The first thing to keep in mind is that this does not mean "anarchy," in Harry Reid's typically subtle formulation, or even a complete government shutdown. Functions deemed "essential" will continue, and it's debatable how many of those really are crucial to daily American life. The military will be paid, Social Security checks will still go out. Many Americans will be inconvenienced, but tens of millions may come to realize how easily they can do without most of the vast federal Leviathan.

imageA second reality is that both parties are responsible for getting to this point. Americans chose a divided government in 2010 and again in 2012, electing House Republicans as a check on Democrats whose undiluted liberalism alarmed millions of voters when they ran the entire government in 2009-2010. The inability to compromise now is rooted in the wide disagreement about the role of government that now separates the two parties.

We've criticized GOP Senator Ted Cruz for his strategy to make defunding ObamaCare a requirement of funding the rest of government. He and his allies know that Mr. Obama can never agree to that, and even millions of Americans who oppose ObamaCare don't agree with his shutdown ultimatum. It risks political damage for the House and Senate GOP in 2014 even as Mr. Cruz builds his email list for 2016.

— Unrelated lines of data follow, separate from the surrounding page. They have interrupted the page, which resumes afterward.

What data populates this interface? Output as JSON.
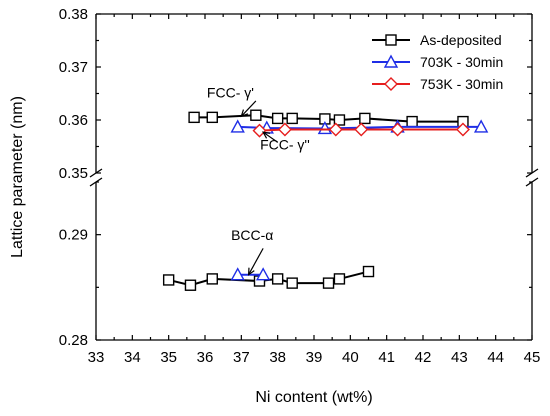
{
  "chart_data": {
    "type": "line",
    "xlabel": "Ni content (wt%)",
    "ylabel": "Lattice parameter (nm)",
    "x_ticks": [
      33,
      34,
      35,
      36,
      37,
      38,
      39,
      40,
      41,
      42,
      43,
      44,
      45
    ],
    "xlim": [
      33,
      45
    ],
    "y_upper_ticks": [
      "0.35",
      "0.36",
      "0.37",
      "0.38"
    ],
    "y_upper_lim": [
      0.35,
      0.38
    ],
    "y_lower_ticks": [
      "0.28",
      "0.29"
    ],
    "y_lower_lim": [
      0.28,
      0.295
    ],
    "axis_break": true,
    "grid": false,
    "legend_position": "top-right",
    "series": [
      {
        "name": "As-deposited",
        "color": "#000000",
        "marker": "square",
        "segments": [
          {
            "x": [
              35.7,
              36.2,
              37.4,
              38.0,
              38.4,
              39.3,
              39.7,
              40.4,
              41.7,
              43.1
            ],
            "y": [
              0.3605,
              0.3605,
              0.3609,
              0.3603,
              0.3603,
              0.3602,
              0.36,
              0.3603,
              0.3597,
              0.3597
            ]
          },
          {
            "x": [
              35.0,
              35.6,
              36.2,
              37.5,
              38.0,
              38.4,
              39.4,
              39.7,
              40.5
            ],
            "y": [
              0.2857,
              0.2852,
              0.2858,
              0.2856,
              0.2858,
              0.2854,
              0.2854,
              0.2858,
              0.2865
            ]
          }
        ]
      },
      {
        "name": "703K - 30min",
        "color": "#1f2ee6",
        "marker": "triangle",
        "segments": [
          {
            "x": [
              36.9,
              37.7,
              39.3,
              41.3,
              43.6
            ],
            "y": [
              0.3587,
              0.3585,
              0.3584,
              0.3587,
              0.3587
            ]
          },
          {
            "x": [
              36.9,
              37.6
            ],
            "y": [
              0.2862,
              0.2862
            ]
          }
        ]
      },
      {
        "name": "753K - 30min",
        "color": "#e61e1e",
        "marker": "diamond",
        "segments": [
          {
            "x": [
              37.5,
              38.2,
              39.6,
              40.3,
              41.3,
              43.1
            ],
            "y": [
              0.358,
              0.3582,
              0.3582,
              0.3582,
              0.3582,
              0.3582
            ]
          }
        ]
      }
    ],
    "annotations": [
      {
        "text": "FCC- γ'",
        "points_to_x": 37.0,
        "points_to_y": 0.3607,
        "label_x": 36.7,
        "label_y": 0.3642,
        "arrow_from_x": 37.4,
        "arrow_from_y": 0.3636
      },
      {
        "text": "FCC- γ''",
        "points_to_x": 37.6,
        "points_to_y": 0.3577,
        "label_x": 38.2,
        "label_y": 0.3544,
        "arrow_from_x": 38.0,
        "arrow_from_y": 0.3558
      },
      {
        "text": "BCC-α",
        "points_to_x": 37.2,
        "points_to_y": 0.2862,
        "label_x": 37.3,
        "label_y": 0.2895,
        "arrow_from_x": 37.6,
        "arrow_from_y": 0.2887
      }
    ]
  }
}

Yet it takes two to tangle, and Mr. Obama is as much to blame for the partisan pileup as Mr. Cruz. This is a President who is eager to negotiate with dubiously elected Iranian mullahs but can't abide compromise with duly elected leaders of Congress. He refuses to negotiate at all over an increase in the federal debt limit, claiming this has never happened. Like so much that Mr. Obama says, he knows this is false. His own staff suggested the spending sequester during the 2011 debt debate, and Democratic Congresses have used the debt limit to extract concessions from Republican Presidents.

Mr. Obama also refuses to bend on any part of ObamaCare—except when he unilaterally announces bending in his own political interest. He decided on his own, and contrary to the plain text of the law, to delay for a year the business mandate to provide insurance for employees. He also unilaterally delayed verifying the income of Americans seeking subsidies. He did this to pile more people into the ObamaCare exchanges, lest they fail, and to limit the harm to job creation before 2014.

Yet now he'd rather see the government shut down than accept the ObamaCare compromises that House Republicans have put in their latest government funding bill. He refuses to delay the law for a year though his own actions reveal it is not ready for prime time. And he won't even accept repeal of the medical-device tax that 79 Senators, including 33 Democrats, are on record as supporting. The tax is already hurting innovation and sending jobs overseas.


Mr. Obama's refusal to negotiate suggests that he wants a shutdown—either over the budget or debt limit. His agenda is dying on Capitol Hill, because of Senate Democrats as well as House Republicans. With his approval rating down and independents leaning toward the GOP, he figures his only chance to salvage a second-term domestic legacy is to restore Nancy Pelosi as Speaker in his final two years. His best opening to make that happen is a shutdown or debt-limit crisis that he will try to blame on Republicans. A shutdown is as much his strategy as it is Mr. Cruz's.